Opinión · EconoNuestra

¡¡No al lenguaje tramposo!!

Fernando Luengo
Miembro de econoNuestra y profesor de Economía Aplicada de la Universidad Complutense de Madrid

Una estrategia de salida de la crisis obliga a cuestionar el lenguaje utilizado por el mainstream académico y por las élites políticas. Este cuestionamiento debe ir la raíz misma de su elaboración, pues su aceptación y utilización ha supuesto una gran victoria cultural de las políticas neoliberales.

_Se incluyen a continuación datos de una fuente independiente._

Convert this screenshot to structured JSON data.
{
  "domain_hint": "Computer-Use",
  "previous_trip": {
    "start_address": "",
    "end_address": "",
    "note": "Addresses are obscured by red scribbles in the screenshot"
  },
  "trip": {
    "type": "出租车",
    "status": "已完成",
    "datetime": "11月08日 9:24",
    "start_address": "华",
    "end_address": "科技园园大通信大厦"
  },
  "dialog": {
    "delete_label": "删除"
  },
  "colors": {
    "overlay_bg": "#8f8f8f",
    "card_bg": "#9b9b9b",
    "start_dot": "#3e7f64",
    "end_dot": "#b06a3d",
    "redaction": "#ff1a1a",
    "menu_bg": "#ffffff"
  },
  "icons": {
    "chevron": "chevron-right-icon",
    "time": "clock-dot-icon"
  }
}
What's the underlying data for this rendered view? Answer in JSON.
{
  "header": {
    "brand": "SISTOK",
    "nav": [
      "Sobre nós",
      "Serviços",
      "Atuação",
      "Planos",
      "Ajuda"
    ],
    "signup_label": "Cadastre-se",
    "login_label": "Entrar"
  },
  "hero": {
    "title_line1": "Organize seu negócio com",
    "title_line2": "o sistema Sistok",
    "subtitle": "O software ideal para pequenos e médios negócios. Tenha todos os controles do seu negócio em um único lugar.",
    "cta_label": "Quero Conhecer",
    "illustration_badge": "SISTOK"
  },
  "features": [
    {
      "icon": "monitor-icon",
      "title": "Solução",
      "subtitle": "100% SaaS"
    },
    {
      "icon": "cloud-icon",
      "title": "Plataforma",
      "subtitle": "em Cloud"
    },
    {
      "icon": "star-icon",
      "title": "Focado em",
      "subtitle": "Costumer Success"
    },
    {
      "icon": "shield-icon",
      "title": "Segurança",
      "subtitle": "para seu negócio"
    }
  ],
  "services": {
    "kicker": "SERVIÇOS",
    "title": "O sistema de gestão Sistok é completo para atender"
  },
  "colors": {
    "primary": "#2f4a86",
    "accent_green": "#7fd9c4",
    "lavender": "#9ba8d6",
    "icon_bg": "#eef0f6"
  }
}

Con un apoyo mediático sin precedentes, se repiten una y otra vez las mismas expresiones: “todos somos culpables y, en consecuencia, todos tenemos que arrimar el hombro”, “hemos vivido por encima de nuestras posibilidades y ahora toca apretarnos el cinturón”, “el Estado es como una familia, no puede gastar más de lo que ingresa” “la austeridad es una virtud que, si la practicamos con convicción y firmeza, nos permitirá salir de la crisis”.

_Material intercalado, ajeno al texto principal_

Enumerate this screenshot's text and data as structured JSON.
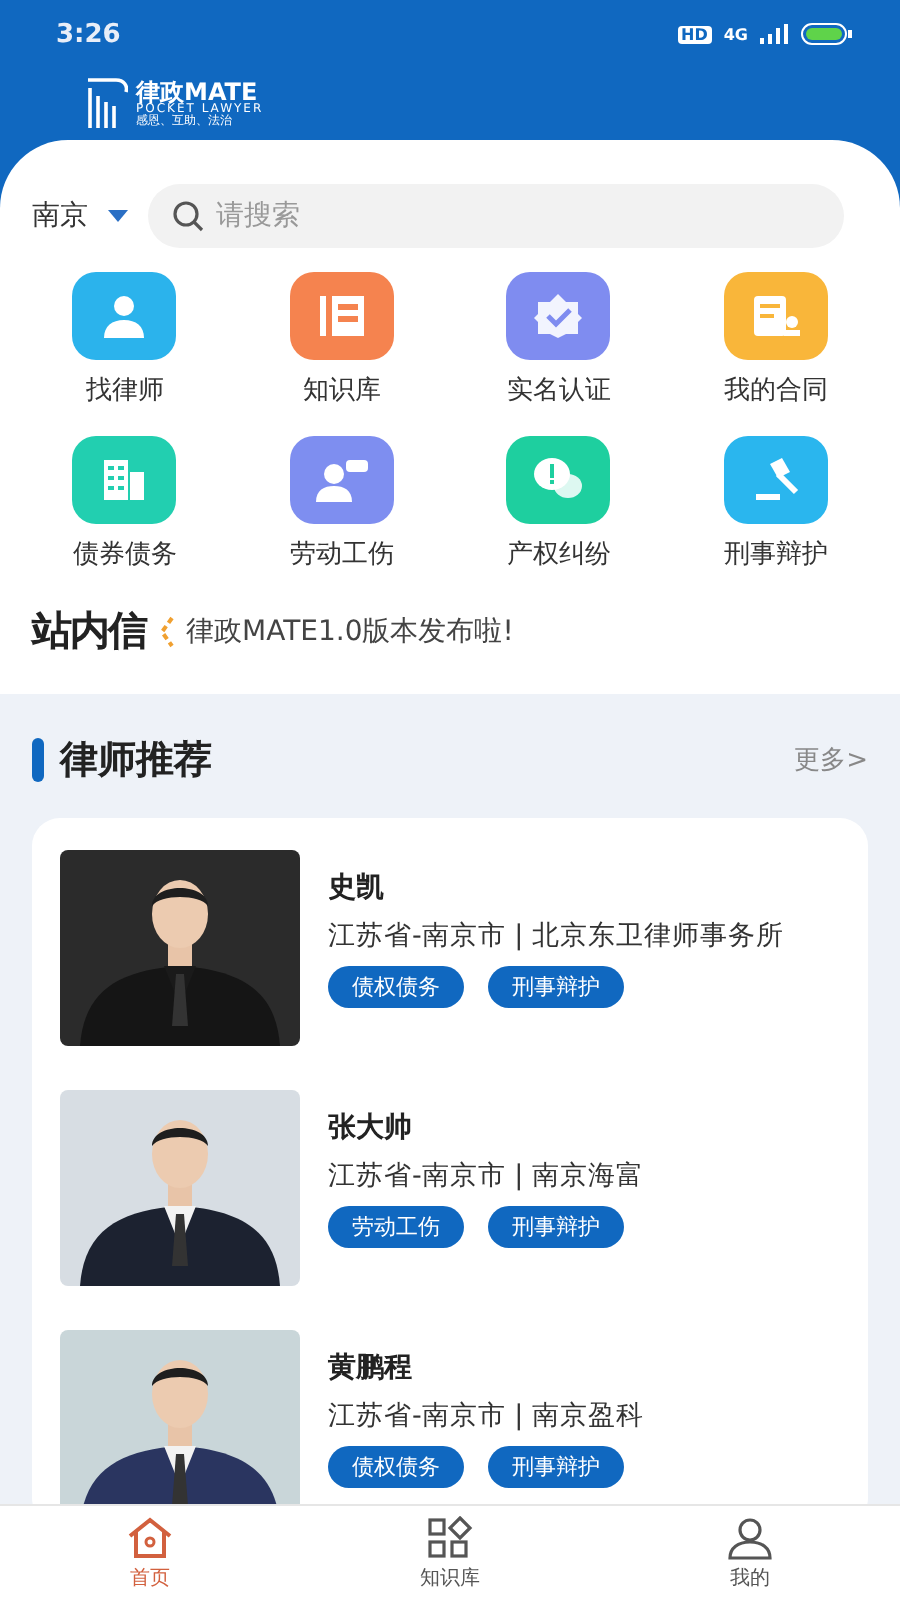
{
  "status_bar": {
    "time": "3:26",
    "hd": "HD",
    "network": "4G"
  },
  "logo": {
    "name": "律政MATE",
    "subtitle": "POCKET LAWYER",
    "slogan": "感恩、互助、法治"
  },
  "location": {
    "city": "南京"
  },
  "search": {
    "placeholder": "请搜索"
  },
  "services": [
    {
      "label": "找律师",
      "kind": "lawyer",
      "color": "#2bb3ec"
    },
    {
      "label": "知识库",
      "kind": "book",
      "color": "#f5834f"
    },
    {
      "label": "实名认证",
      "kind": "badge",
      "color": "#7f8cf0"
    },
    {
      "label": "我的合同",
      "kind": "contract",
      "color": "#f9b63a"
    },
    {
      "label": "债券债务",
      "kind": "building",
      "color": "#22cfb0"
    },
    {
      "label": "劳动工伤",
      "kind": "worker",
      "color": "#7e8ef0"
    },
    {
      "label": "产权纠纷",
      "kind": "dispute",
      "color": "#1ecf9f"
    },
    {
      "label": "刑事辩护",
      "kind": "gavel",
      "color": "#2ab6ee"
    }
  ],
  "notice": {
    "title": "站内信",
    "message": "律政MATE1.0版本发布啦!"
  },
  "recommend": {
    "title": "律师推荐",
    "more": "更多>",
    "lawyers": [
      {
        "name": "史凯",
        "location": "江苏省-南京市 | 北京东卫律师事务所",
        "tags": [
          "债权债务",
          "刑事辩护"
        ],
        "photo": {
          "kind": "picture"
        }
      },
      {
        "name": "张大帅",
        "location": "江苏省-南京市 | 南京海富",
        "tags": [
          "劳动工伤",
          "刑事辩护"
        ],
        "photo": {
          "kind": "picture"
        }
      },
      {
        "name": "黄鹏程",
        "location": "江苏省-南京市 | 南京盈科",
        "tags": [
          "债权债务",
          "刑事辩护"
        ],
        "photo": {
          "kind": "picture"
        }
      }
    ]
  },
  "tab_bar": [
    {
      "label": "首页",
      "kind": "home",
      "selected": true
    },
    {
      "label": "知识库",
      "kind": "grid",
      "selected": false
    },
    {
      "label": "我的",
      "kind": "user",
      "selected": false
    }
  ]
}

Tan sólo son algunos ejemplos de uso bastante frecuente de un discurso simple (simplista), directo y, por qué no decirlo, muy efectivo; nos entrega palabras y conceptos fácilmente manejables, que proporcionan un diagnóstico de quiénes son, o mejor dicho somos, los culpables y cuáles son las soluciones.

Dado que todos, sin distinción de estatus ni clase social, hemos sido responsables y que la única salida es el esfuerzo colectivo, ese discurso busca convertir a la ciudadanía en espectadora pasiva de un grupo tecnocrático cuyo cometido es gestionar con eficacia, con su saber hacer, las “necesarias” medidas de austeridad y de transformación estructural.

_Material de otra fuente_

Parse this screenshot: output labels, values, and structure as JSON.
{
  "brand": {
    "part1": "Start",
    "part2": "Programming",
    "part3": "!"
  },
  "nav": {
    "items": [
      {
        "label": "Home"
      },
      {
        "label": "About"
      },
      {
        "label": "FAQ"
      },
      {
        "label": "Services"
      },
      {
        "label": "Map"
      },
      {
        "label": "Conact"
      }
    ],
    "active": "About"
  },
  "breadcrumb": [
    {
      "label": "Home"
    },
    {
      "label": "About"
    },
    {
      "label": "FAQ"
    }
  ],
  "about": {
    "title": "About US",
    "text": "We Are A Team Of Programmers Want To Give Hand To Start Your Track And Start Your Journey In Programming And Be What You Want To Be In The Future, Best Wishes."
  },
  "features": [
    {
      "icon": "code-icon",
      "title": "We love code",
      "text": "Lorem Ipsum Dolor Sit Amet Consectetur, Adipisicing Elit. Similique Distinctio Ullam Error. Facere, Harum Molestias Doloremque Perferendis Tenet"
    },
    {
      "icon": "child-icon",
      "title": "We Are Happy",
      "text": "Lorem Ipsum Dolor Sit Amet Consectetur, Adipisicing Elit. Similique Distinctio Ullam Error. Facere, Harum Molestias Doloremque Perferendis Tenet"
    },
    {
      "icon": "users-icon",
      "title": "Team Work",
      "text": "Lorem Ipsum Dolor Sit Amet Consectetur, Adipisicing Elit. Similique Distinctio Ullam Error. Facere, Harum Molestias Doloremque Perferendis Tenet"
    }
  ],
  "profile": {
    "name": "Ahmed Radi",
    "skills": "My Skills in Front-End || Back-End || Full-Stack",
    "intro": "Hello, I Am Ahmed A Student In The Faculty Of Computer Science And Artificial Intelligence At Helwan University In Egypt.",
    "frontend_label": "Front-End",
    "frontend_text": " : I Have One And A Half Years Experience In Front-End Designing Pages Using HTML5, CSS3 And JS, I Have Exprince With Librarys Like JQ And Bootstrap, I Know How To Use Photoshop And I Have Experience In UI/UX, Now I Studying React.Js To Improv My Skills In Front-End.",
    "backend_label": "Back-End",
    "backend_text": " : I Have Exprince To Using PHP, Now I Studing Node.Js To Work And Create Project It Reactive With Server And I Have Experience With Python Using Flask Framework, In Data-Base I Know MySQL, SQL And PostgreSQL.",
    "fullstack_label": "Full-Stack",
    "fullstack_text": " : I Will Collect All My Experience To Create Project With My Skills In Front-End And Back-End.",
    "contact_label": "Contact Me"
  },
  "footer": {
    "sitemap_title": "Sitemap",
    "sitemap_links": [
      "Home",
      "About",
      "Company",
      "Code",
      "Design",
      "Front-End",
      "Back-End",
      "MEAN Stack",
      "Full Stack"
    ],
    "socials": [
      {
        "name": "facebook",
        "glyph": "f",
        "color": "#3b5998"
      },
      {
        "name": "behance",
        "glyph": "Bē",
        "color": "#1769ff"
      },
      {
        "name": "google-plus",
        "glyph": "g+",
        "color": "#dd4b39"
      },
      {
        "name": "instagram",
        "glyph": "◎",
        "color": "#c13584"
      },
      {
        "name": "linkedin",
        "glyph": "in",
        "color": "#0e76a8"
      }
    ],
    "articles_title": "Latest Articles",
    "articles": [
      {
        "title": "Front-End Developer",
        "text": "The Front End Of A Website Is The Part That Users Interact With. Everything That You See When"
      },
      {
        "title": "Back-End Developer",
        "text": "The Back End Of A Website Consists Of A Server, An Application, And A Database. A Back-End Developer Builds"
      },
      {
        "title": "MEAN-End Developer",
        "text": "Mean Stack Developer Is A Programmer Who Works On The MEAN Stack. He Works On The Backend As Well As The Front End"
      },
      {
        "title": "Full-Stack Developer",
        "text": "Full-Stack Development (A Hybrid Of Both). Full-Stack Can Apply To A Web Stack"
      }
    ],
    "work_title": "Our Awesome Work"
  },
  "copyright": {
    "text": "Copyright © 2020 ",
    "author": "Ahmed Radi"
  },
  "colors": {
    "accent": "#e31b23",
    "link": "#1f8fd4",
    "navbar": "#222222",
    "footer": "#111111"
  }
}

Según ese mismo lenguaje, ampliamente aceptado, todos somos culpables y el mayor de todos es el Estado, despilfarrador por naturaleza. Por esta razón toca adelgazarlo, y de esta manera liberar (literalmente) recursos atrapados y mal utilizados por el sector público, para que la iniciativa privada, paradigma de la eficiencia, los pueda utilizar.

Lo cierto es que estos razonamientos y su lógica, implacables e inexorables en apariencia, nos alejan de una reflexión sobre la complejidad, sobre las causas de fondo de la crisis. Gracias a la aceptación de este lenguaje (también por buena parte de la izquierda institucional), esta visión ha quedado fuera de foco y, por supuesto, fuera de la agenda de una posible superación de la crisis. Agenda que, además de incorporar una visión de la misma de calado estructural, necesita hacer valer otro lenguaje –en realidad, otro marco conceptual e interpretativo- basado en las ideas de sostenibilidad de los procesos económicos, del trabajo decente y de la cohesión social.